For the first month after the launch, according to the bank, 42 thousand people used the application . In total, 142 thousand investment portfolios were generated during this time. The average check for the purchase of assets with the help of a robot adviser was 60 thousand rubles and 1678 US dollars. Mostly, users purchased ruble-denominated securities.
Earlier, in 2016, similar projects were launched by Sberbank together with FinEx, AK Bars Bank and VTB24 (the latter joined VTB in 2018). At the same time, their robot advisor - the Right application - was created by Conomy.
6. Search for a place for new branches
Rosbank in 2018 found another way to use AI - for the development of the retail network. About this in a column for Future Banking said the deputy chairman of the bank Arno Denis. According to him, the bank used the technology of Marketing Logic, which specializes in geomarketing.
The system developed by this company uses machine learning. She estimates the potential of the place for the new branch by 250 variables, which are divided into three groups. The first group - geo-characteristics (distance to the center, to the metro, price per square meter, etc.), the second - traffic (the number of ground transportation routes in different radii from the location) and the third - objects (the presence of a number of shopping centers, business centers, houses and banks).
By analyzing all of these parameters in the next few years, the bank plans a “significant increase” in the financial performance of the branch network. (Now the bank has 350 branches).
7. Answer where the salary is clear and fast
Chatbots are one of the most effective ways to answer questions from employees and customers 24/7. According to the results of the R-Style Softlab survey conducted in 2017, every fifth bank (21%) in Russia and the CIS was ready to use bots, and most credit organizations planned to implement them in 2018.
One of the most successful examples in 2018 was the Alfa Bank bot, which he developed for his employees-users of salary projects. Prior to its implementation, bank operators daily received more than a hundred calls from colleagues with questions about the conditions and rules for opening current accounts. As a rule, these were standard questions. After they were handed over to the intelligent bot, the operators began to answer other questions 50 times faster.
In addition to chat bots, theoretically banks can use voice assistants.
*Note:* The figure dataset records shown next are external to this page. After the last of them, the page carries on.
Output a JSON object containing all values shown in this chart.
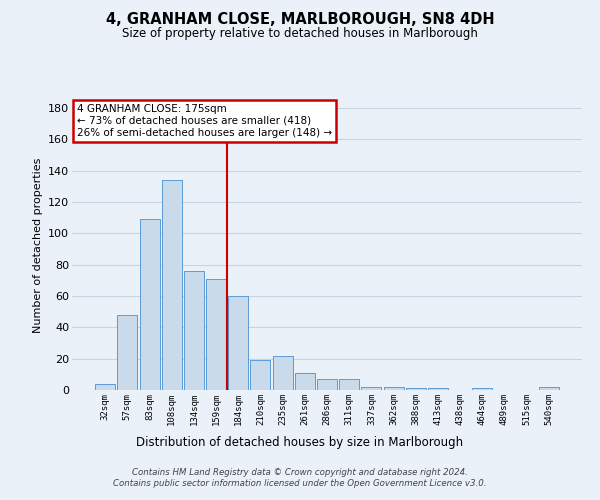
{
  "title": "4, GRANHAM CLOSE, MARLBOROUGH, SN8 4DH",
  "subtitle": "Size of property relative to detached houses in Marlborough",
  "xlabel": "Distribution of detached houses by size in Marlborough",
  "ylabel": "Number of detached properties",
  "categories": [
    "32sqm",
    "57sqm",
    "83sqm",
    "108sqm",
    "134sqm",
    "159sqm",
    "184sqm",
    "210sqm",
    "235sqm",
    "261sqm",
    "286sqm",
    "311sqm",
    "337sqm",
    "362sqm",
    "388sqm",
    "413sqm",
    "438sqm",
    "464sqm",
    "489sqm",
    "515sqm",
    "540sqm"
  ],
  "values": [
    4,
    48,
    109,
    134,
    76,
    71,
    60,
    19,
    22,
    11,
    7,
    7,
    2,
    2,
    1,
    1,
    0,
    1,
    0,
    0,
    2
  ],
  "bar_color": "#c9daea",
  "bar_edge_color": "#5b9bd5",
  "grid_color": "#c8d4e3",
  "vline_x": 5.5,
  "vline_color": "#cc0000",
  "annotation_line1": "4 GRANHAM CLOSE: 175sqm",
  "annotation_line2": "← 73% of detached houses are smaller (418)",
  "annotation_line3": "26% of semi-detached houses are larger (148) →",
  "annotation_box_color": "#cc0000",
  "ylim": [
    0,
    185
  ],
  "yticks": [
    0,
    20,
    40,
    60,
    80,
    100,
    120,
    140,
    160,
    180
  ],
  "footnote": "Contains HM Land Registry data © Crown copyright and database right 2024.\nContains public sector information licensed under the Open Government Licence v3.0.",
  "bg_color": "#eaf1f8",
  "plot_bg_color": "#eaf1f8"
}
This is a more complex technology, there is only one working voice assistant in Russia - Yandex Alice. In December 2018, the head of Tinkoff Bank Oleg Tinkov announced that the bank plans to create such an assistant.
“So far, very modest, we decided to call“ Oleg ”. But maybe we’ll change it, maybe we’ll call Ivan, ”Tinkov explained.According to him, the assistant will help users in solving financial and everyday tasks - for example, transfer money or reserve a table in a restaurant. The voice of Oleg will not be the same as that of a businessman. Other banks of voice assistants do not plan to implement yet.
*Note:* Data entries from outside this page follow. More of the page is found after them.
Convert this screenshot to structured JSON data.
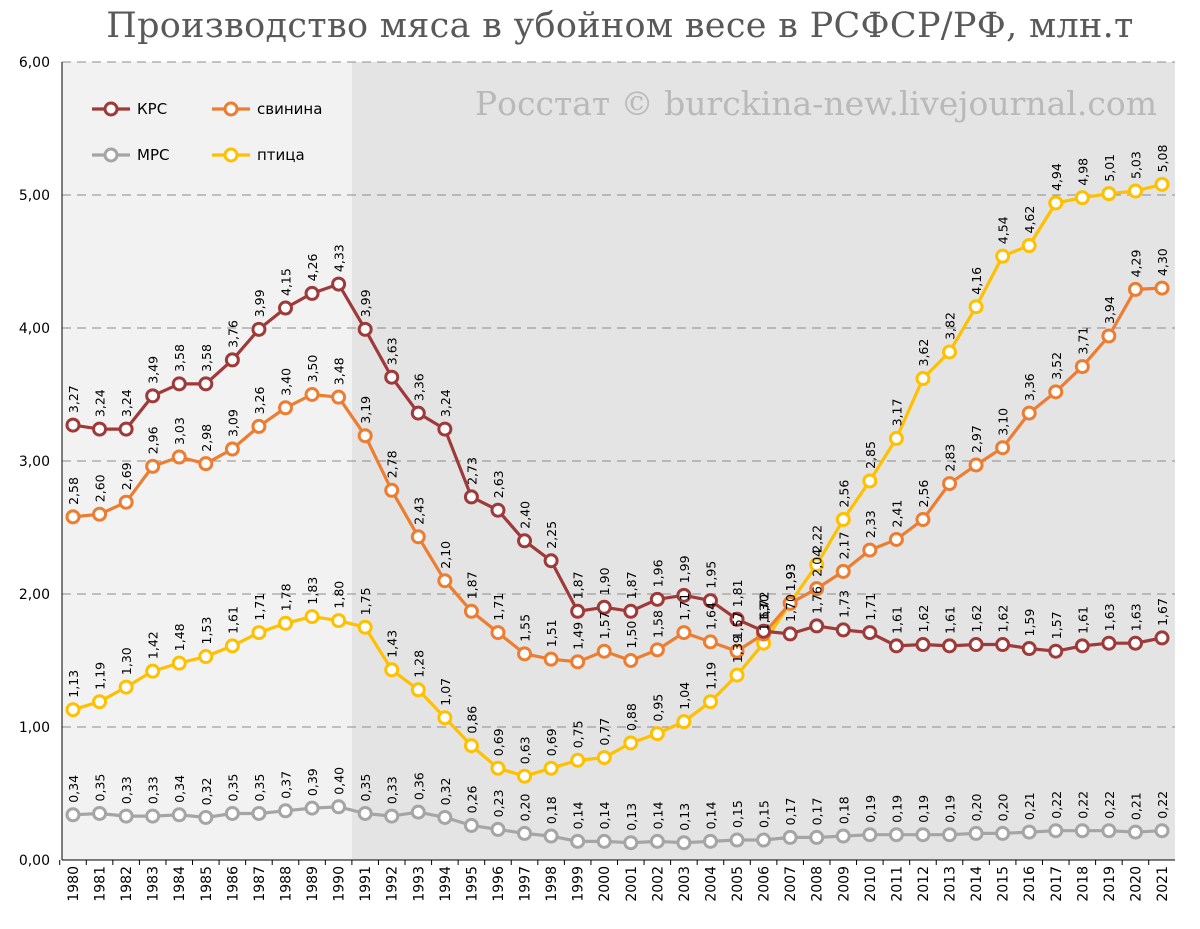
{
  "chart_data": {
    "type": "line",
    "title": "Производство мяса в убойном весе в РСФСР/РФ, млн.т",
    "watermark": "Росстат © burckina-new.livejournal.com",
    "xlabel": "",
    "ylabel": "",
    "ylim": [
      0,
      6
    ],
    "yticks": [
      "0,00",
      "1,00",
      "2,00",
      "3,00",
      "4,00",
      "5,00",
      "6,00"
    ],
    "grid": "horizontal dashed",
    "legend_position": "top-left",
    "shaded_region_from": "1991",
    "x": [
      "1980",
      "1981",
      "1982",
      "1983",
      "1984",
      "1985",
      "1986",
      "1987",
      "1988",
      "1989",
      "1990",
      "1991",
      "1992",
      "1993",
      "1994",
      "1995",
      "1996",
      "1997",
      "1998",
      "1999",
      "2000",
      "2001",
      "2002",
      "2003",
      "2004",
      "2005",
      "2006",
      "2007",
      "2008",
      "2009",
      "2010",
      "2011",
      "2012",
      "2013",
      "2014",
      "2015",
      "2016",
      "2017",
      "2018",
      "2019",
      "2020",
      "2021"
    ],
    "series": [
      {
        "name": "КРС",
        "color": "#9e3a3a",
        "values": [
          3.27,
          3.24,
          3.24,
          3.49,
          3.58,
          3.58,
          3.76,
          3.99,
          4.15,
          4.26,
          4.33,
          3.99,
          3.63,
          3.36,
          3.24,
          2.73,
          2.63,
          2.4,
          2.25,
          1.87,
          1.9,
          1.87,
          1.96,
          1.99,
          1.95,
          1.81,
          1.72,
          1.7,
          1.76,
          1.73,
          1.71,
          1.61,
          1.62,
          1.61,
          1.62,
          1.62,
          1.59,
          1.57,
          1.61,
          1.63,
          1.63,
          1.67
        ],
        "labels": [
          "3,27",
          "3,24",
          "3,24",
          "3,49",
          "3,58",
          "3,58",
          "3,76",
          "3,99",
          "4,15",
          "4,26",
          "4,33",
          "3,99",
          "3,63",
          "3,36",
          "3,24",
          "2,73",
          "2,63",
          "2,40",
          "2,25",
          "1,87",
          "1,90",
          "1,87",
          "1,96",
          "1,99",
          "1,95",
          "1,81",
          "1,72",
          "1,70",
          "1,76",
          "1,73",
          "1,71",
          "1,61",
          "1,62",
          "1,61",
          "1,62",
          "1,62",
          "1,59",
          "1,57",
          "1,61",
          "1,63",
          "1,63",
          "1,67"
        ]
      },
      {
        "name": "свинина",
        "color": "#ec7d31",
        "values": [
          2.58,
          2.6,
          2.69,
          2.96,
          3.03,
          2.98,
          3.09,
          3.26,
          3.4,
          3.5,
          3.48,
          3.19,
          2.78,
          2.43,
          2.1,
          1.87,
          1.71,
          1.55,
          1.51,
          1.49,
          1.57,
          1.5,
          1.58,
          1.71,
          1.64,
          1.57,
          1.7,
          1.93,
          2.04,
          2.17,
          2.33,
          2.41,
          2.56,
          2.83,
          2.97,
          3.1,
          3.36,
          3.52,
          3.71,
          3.94,
          4.29,
          4.3
        ],
        "labels": [
          "2,58",
          "2,60",
          "2,69",
          "2,96",
          "3,03",
          "2,98",
          "3,09",
          "3,26",
          "3,40",
          "3,50",
          "3,48",
          "3,19",
          "2,78",
          "2,43",
          "2,10",
          "1,87",
          "1,71",
          "1,55",
          "1,51",
          "1,49",
          "1,57",
          "1,50",
          "1,58",
          "1,71",
          "1,64",
          "1,57",
          "1,70",
          "1,93",
          "2,04",
          "2,17",
          "2,33",
          "2,41",
          "2,56",
          "2,83",
          "2,97",
          "3,10",
          "3,36",
          "3,52",
          "3,71",
          "3,94",
          "4,29",
          "4,30"
        ]
      },
      {
        "name": "МРС",
        "color": "#a5a5a5",
        "values": [
          0.34,
          0.35,
          0.33,
          0.33,
          0.34,
          0.32,
          0.35,
          0.35,
          0.37,
          0.39,
          0.4,
          0.35,
          0.33,
          0.36,
          0.32,
          0.26,
          0.23,
          0.2,
          0.18,
          0.14,
          0.14,
          0.13,
          0.14,
          0.13,
          0.14,
          0.15,
          0.15,
          0.17,
          0.17,
          0.18,
          0.19,
          0.19,
          0.19,
          0.19,
          0.2,
          0.2,
          0.21,
          0.22,
          0.22,
          0.22,
          0.21,
          0.22
        ],
        "labels": [
          "0,34",
          "0,35",
          "0,33",
          "0,33",
          "0,34",
          "0,32",
          "0,35",
          "0,35",
          "0,37",
          "0,39",
          "0,40",
          "0,35",
          "0,33",
          "0,36",
          "0,32",
          "0,26",
          "0,23",
          "0,20",
          "0,18",
          "0,14",
          "0,14",
          "0,13",
          "0,14",
          "0,13",
          "0,14",
          "0,15",
          "0,15",
          "0,17",
          "0,17",
          "0,18",
          "0,19",
          "0,19",
          "0,19",
          "0,19",
          "0,20",
          "0,20",
          "0,21",
          "0,22",
          "0,22",
          "0,22",
          "0,21",
          "0,22"
        ]
      },
      {
        "name": "птица",
        "color": "#ffc000",
        "values": [
          1.13,
          1.19,
          1.3,
          1.42,
          1.48,
          1.53,
          1.61,
          1.71,
          1.78,
          1.83,
          1.8,
          1.75,
          1.43,
          1.28,
          1.07,
          0.86,
          0.69,
          0.63,
          0.69,
          0.75,
          0.77,
          0.88,
          0.95,
          1.04,
          1.19,
          1.39,
          1.63,
          1.93,
          2.22,
          2.56,
          2.85,
          3.17,
          3.62,
          3.82,
          4.16,
          4.54,
          4.62,
          4.94,
          4.98,
          5.01,
          5.03,
          5.08
        ],
        "labels": [
          "1,13",
          "1,19",
          "1,30",
          "1,42",
          "1,48",
          "1,53",
          "1,61",
          "1,71",
          "1,78",
          "1,83",
          "1,80",
          "1,75",
          "1,43",
          "1,28",
          "1,07",
          "0,86",
          "0,69",
          "0,63",
          "0,69",
          "0,75",
          "0,77",
          "0,88",
          "0,95",
          "1,04",
          "1,19",
          "1,39",
          "1,63",
          "1,93",
          "2,22",
          "2,56",
          "2,85",
          "3,17",
          "3,62",
          "3,82",
          "4,16",
          "4,54",
          "4,62",
          "4,94",
          "4,98",
          "5,01",
          "5,03",
          "5,08"
        ]
      }
    ]
  }
}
To learn more about how to use face recognition, neural networks and machine learning in different areas of the business, see the two-day AI for Business course . The course speakers from Microsoft, Nanosemantics and Home Credit Bank will tell you how to use different types of AI and what tools are available for this. The nearest intensive will take place on March 30-31.
For those who want to learn how to use machine learning for different tasks - AI School. It is intended for developers who have minimal Python skills. The nearest course is from March 2 to April 6.